Sevgili okuyucularım. Bölümlerin çok geç geldiğini biliyorum. Ama ben biraz özgüvenimin kurbanı oldum sanırım. Hikayeye başlarken hemen hemen iki günde bir bölümü bitirip arşivliyordum. Kurguma güvendiğim için bir anda fark edileceğini sevileceğini düşünmüştüm ama öyle olmadı. Buda bende bir hayal kırıklığı oluşturdu.bu bölüm nerdeyse 3 aydır elimde var ama yayınlamak içimden gelmiyor. Galiba fazla havalı hayallere kapılmışım. Neyse sonuç olarak yazacağım arkadaşlar. Keyifli okumakar diliyorun. Öpüyorum hepinizi hatam varsa affola........
************************************
Ey sevgili! Kulak ver sevdamın haykırışlarına. Unutma sen benim sadakatimsin.......
************************************Dünya; zencisi, beyazı, sarışını, kumralı, ingilizi, ispanyolu, musevisi, hristiyanı, müslümanı, budisti daha niceleriyle birlikte bünyesinde 7 milyar insanı barındırıyor. Nasıl bu insanlar birbirlerinden farklı karakterlere, farklı kişiliklere sahiplerse elbetteki hayattan beklentileri de farklı olacaktır. Kimi para, kimi kariyer, kimi yiyecek bir lokma ekmek, kimide sırtını sıvazlayacak şefkatli bir el isterken şüphesiz birbirlerinin ateşinde yanan bu iki gençte yaşadıkları anın donup kalmasını ve birbirlerine sarılı kalarak ömürlerinin sonlanmasını istiyorlardı. Seven insanın sevdiğini daima yanında, yamacında kollarında istemesi ayıpmıydı ki, bu iki genç bunu istemekten dilemekten çekinsinler. Hele Ahmet yıllardır kandil misali yanıp giderken şimdi derdine derman, yüreğine ferman, zehrine merhem bulmuşken gönlünün devasını istemek ona hiç garip gelmiyordu.

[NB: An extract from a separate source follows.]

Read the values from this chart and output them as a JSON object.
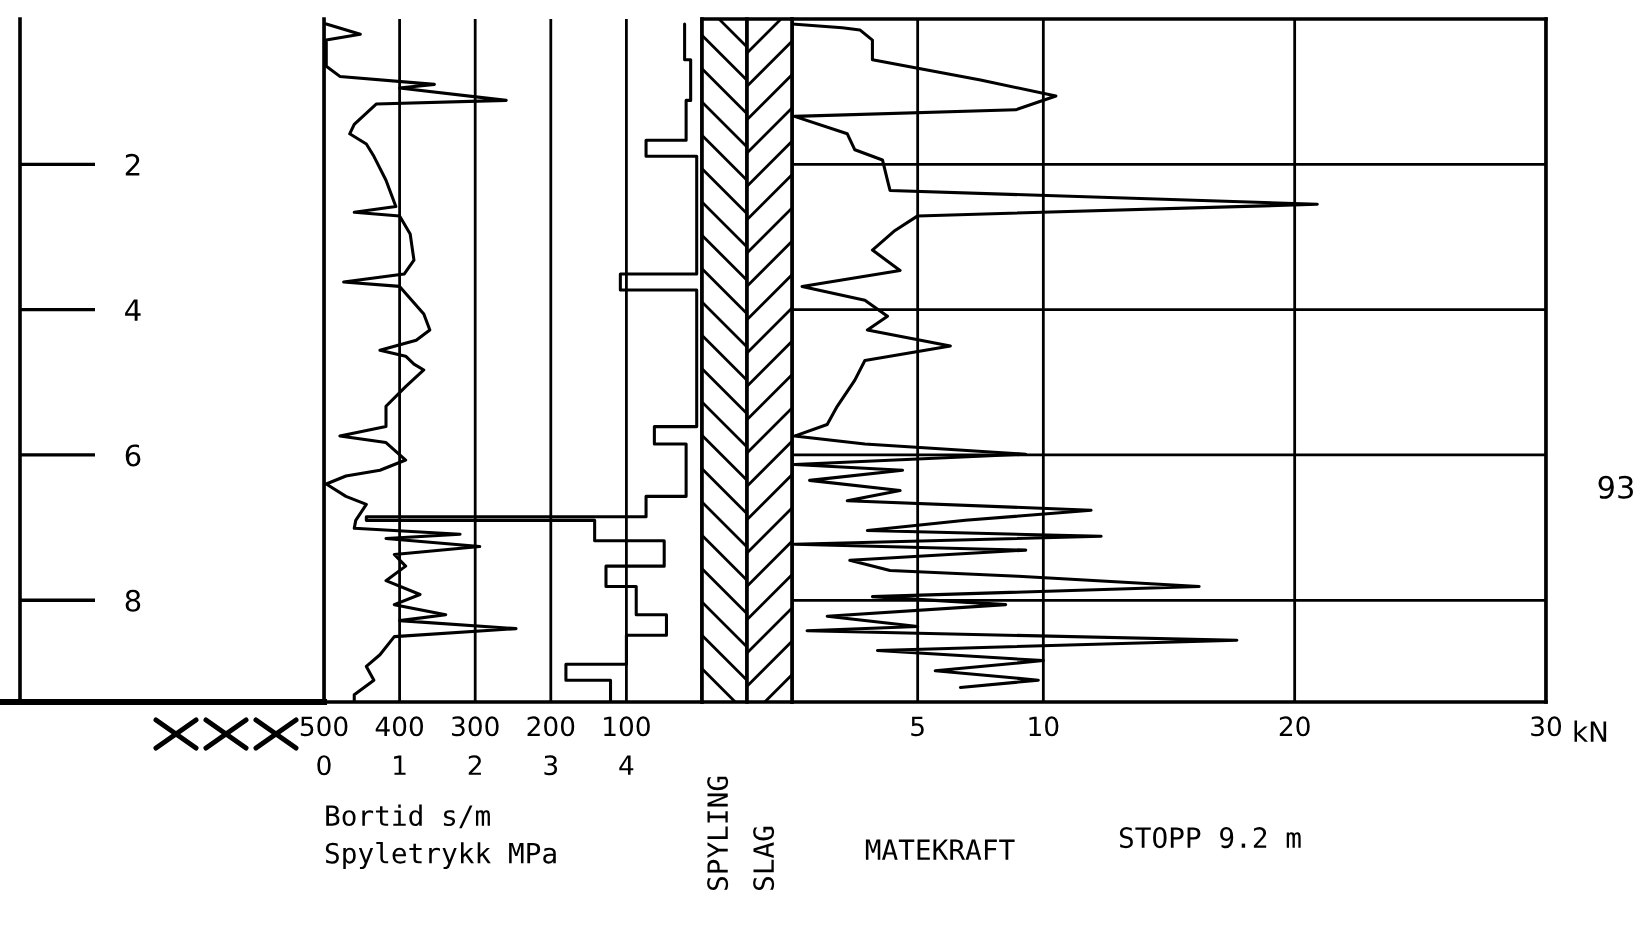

İki genç gözleri kapalı birbirlerinin kalp atışlarını dinlerken kendilerini izleyen Fehat'tan da çevre esnaftan da, kuaförün camına yapışmış gıptayla seyreden kadınlardan bi haberlerdi.
Cama yapışıp izleyenlerin başını çeken Ahu, bir kaynana edasıyla seyredip burun kıvıran Alev ablasına dönerek evladı yerine koyduğu Ahmet'in sevgisine karşılık bulduğunu söylemiş karşısından aldığı cevapla tatlı bir tartışmanın fitilini ateşlemişti.
" Vay görüyor musun bizim meraklı gazeteciyi abla. Kaptı sonunda senin aslan parçasını "
" Valla kaptı da kıymetini bilse iyi olur. Yıllardır marmara çırası gibi yakıyor oğlumu zilli. Eğer aslanımı üzerse Melek hanımdan önce ben yolarım o mısır püskülü saçlarını."
Ahu Alev'in söylediklerine "üzmez üzmez merak etme" diye cevap verirken diğer kadınlar yaradılışları gereği içlerinde olan merak duygusuyla Alev'in yanına sokulup bu iki gencin münasebetlerinin detaylarını öğrenmek için yaşlı kadını sıkıştırmaya başlamışlardı. Gençlerin aşkları zaten ayan beyan ortada olduğu için Alev artık Ahmet'in sevdasını saklamaya gerek görmemiş, yanına gelen kader arkadaşları dinlerken bari hayal kurup mutlu olsunlar diye sevda masalını anlatmaya koyulmuştu. Yaşlı kadın gerçekten bir masal anlatır gibi Ahmet'in Ece'ye aşkı sevdasını, onun için nasıl yanıp kavrulduğunu anlatırken tam tahmin ettiği şey olmuş yanındaki kadınlar sanki yeni yetme körpe gençler gibi hayallere dalmışlardı bile." Ah!" Dedi içinden Alev. "Şu aşk yokmu kirlisi, temizi, namussuzu, masumu hepsine pembe hayaller kurduruyor ya ne diyim. Rabbim şu gencecik yaşında fuhuş bataklığında çırpınarak hayata tutunmaya çalışan şu zavallıcıkları da hayallerindeki gibi gerçek hayatta mutlu etsin. Çelme takmasın artık bu hayat şu karşımdaki kızcağızlara."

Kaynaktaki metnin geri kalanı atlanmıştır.